Teams do not like going to arbitration. They’re forced to accentuate negatives to win their case. That can be problematic considering they spend most of their time trying to build up their players and tell them how important they are to the team.
Which is why Jason Heyward will be an interesting case.
The Braves had seven salary-arbitration players. They came to terms with four before Friday’s deadline: starting pitchers Kris Medlen and Mike Minor, third baseman Chris Johnson and outfielder Jordan Schafer. The other three rejected offers and opted for hearings: Heyward, Freddie Freeman and closer Craig Kimbrel.
There’s always a chance of a pre-hearing settlements, but Braves general manager Frank Wren told David O’Brien Friday night, “We’re done” with negotiations.

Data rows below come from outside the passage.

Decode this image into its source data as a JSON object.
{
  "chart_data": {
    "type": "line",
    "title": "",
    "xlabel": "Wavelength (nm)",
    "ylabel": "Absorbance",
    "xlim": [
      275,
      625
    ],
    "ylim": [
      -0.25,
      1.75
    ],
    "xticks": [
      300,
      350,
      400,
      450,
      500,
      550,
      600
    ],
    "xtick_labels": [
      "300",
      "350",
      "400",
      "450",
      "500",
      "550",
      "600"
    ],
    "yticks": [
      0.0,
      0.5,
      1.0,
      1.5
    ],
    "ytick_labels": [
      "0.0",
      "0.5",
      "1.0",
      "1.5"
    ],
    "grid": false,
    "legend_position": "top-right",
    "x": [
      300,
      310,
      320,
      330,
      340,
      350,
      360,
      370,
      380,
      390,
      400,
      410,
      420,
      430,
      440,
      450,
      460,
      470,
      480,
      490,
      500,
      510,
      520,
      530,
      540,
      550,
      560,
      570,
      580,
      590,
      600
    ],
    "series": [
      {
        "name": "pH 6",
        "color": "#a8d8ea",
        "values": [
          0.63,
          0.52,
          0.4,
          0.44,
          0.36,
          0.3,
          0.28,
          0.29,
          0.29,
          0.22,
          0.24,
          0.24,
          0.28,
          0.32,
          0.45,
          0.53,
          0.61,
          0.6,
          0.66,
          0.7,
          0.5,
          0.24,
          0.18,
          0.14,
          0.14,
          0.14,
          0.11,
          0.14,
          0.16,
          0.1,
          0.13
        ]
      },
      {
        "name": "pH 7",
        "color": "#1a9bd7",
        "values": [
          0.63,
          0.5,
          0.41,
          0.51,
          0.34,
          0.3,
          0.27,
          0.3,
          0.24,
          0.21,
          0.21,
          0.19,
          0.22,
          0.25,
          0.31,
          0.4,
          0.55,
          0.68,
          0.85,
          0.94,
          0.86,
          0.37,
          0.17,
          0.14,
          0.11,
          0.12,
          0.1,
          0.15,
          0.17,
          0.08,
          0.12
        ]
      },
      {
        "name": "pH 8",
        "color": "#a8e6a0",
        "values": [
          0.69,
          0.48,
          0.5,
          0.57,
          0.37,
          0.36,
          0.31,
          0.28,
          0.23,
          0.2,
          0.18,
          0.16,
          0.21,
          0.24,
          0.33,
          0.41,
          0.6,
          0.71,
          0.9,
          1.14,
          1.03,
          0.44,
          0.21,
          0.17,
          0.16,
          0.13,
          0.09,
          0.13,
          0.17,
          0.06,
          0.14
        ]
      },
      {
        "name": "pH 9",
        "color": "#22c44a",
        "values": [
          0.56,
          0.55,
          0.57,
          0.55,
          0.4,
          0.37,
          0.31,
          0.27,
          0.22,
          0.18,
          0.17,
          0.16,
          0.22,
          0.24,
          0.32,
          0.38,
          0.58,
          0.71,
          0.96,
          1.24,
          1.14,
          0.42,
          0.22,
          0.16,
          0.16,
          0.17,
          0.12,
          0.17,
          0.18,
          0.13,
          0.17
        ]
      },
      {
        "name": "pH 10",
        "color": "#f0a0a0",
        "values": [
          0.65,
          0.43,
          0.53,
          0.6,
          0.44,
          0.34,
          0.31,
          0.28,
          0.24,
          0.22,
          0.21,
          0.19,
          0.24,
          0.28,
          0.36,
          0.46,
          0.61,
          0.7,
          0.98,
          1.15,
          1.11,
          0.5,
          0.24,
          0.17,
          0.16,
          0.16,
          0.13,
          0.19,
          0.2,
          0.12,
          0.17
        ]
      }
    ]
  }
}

Heyward is seeking $5.5 million, which is only $300,000 more than what the Braves are offering ($5.2 million). Freeman is asking for significantly more ($5.75 million) than the team’s offer ($4.5 million), and could get it. The biggest difference is between Kimbrel ($9 million) and the Braves ($6.55 million).
Even Freeman and Kimbrel don’t win their cases, or they settle, they’ll get healthy raises. Freeman turned into the team’s most valuable player last season, batting .319 with 23 homers and 109 RBI last season. He finished fifth in National League MVP voting. Kimbrel has nothing to worry about. The Braves can address the frequent flame-out factor for closers but otherwise there’s nothing negative to say. In the last three seasons he has 138 saves and 341 strikeouts in 206.2 innings.
The interesting case is Heyward. Are these two really going to battle over $300,000? Because if so, that’s not a good sign for the future.
Hewyard might have been better off settling instead of letting the team come to the table with their binders of statistics. This isn’t meant to be a bash-Heyward blog. I actually think the guy has been criticized far more than he deserves. But numbers are numbers and Heyward and his representatives will have some baggage to overcome if they hope to sway an arbitrator.
He played in the All-Star Game as a rookie but not in the three years since. He has been injured often (though last year was just bad luck: an emergency appendectomy and a broken jaw after getting hit by a pitch were the biggest reasons he was limited to 104 games).
His batting averages the last three seasons are .227, .269 and .254. He hit .277 as a rookie. His on-base percentages of .319, .335 and .349 also are lower than in his rookie season (.393). His power numbers are down but so was his strikeout percentage last season.
One issue will be what does either side use as comparables? What is Heyward? He was expected to be a No. 3 hitter, or certainly somewhere from third to six in the order. He evolved into the leadoff hitter last season by default. Nobody else on the roster could do it and Heyward excelled at it. He hit .322 as a leadoff batter, .226 at second in the order and .238 when hitting third.
But are we really going to start thinking of Heyward as the team’s permanent leadoff hitter – and, if so, what’s the monetary value of that? Just speculating here: Heyward would rather be in a position to drive in runs.
This will be an interesting one to watch, especially since Heyward has been central to so much of the team’s marketing efforts over the past four seasons.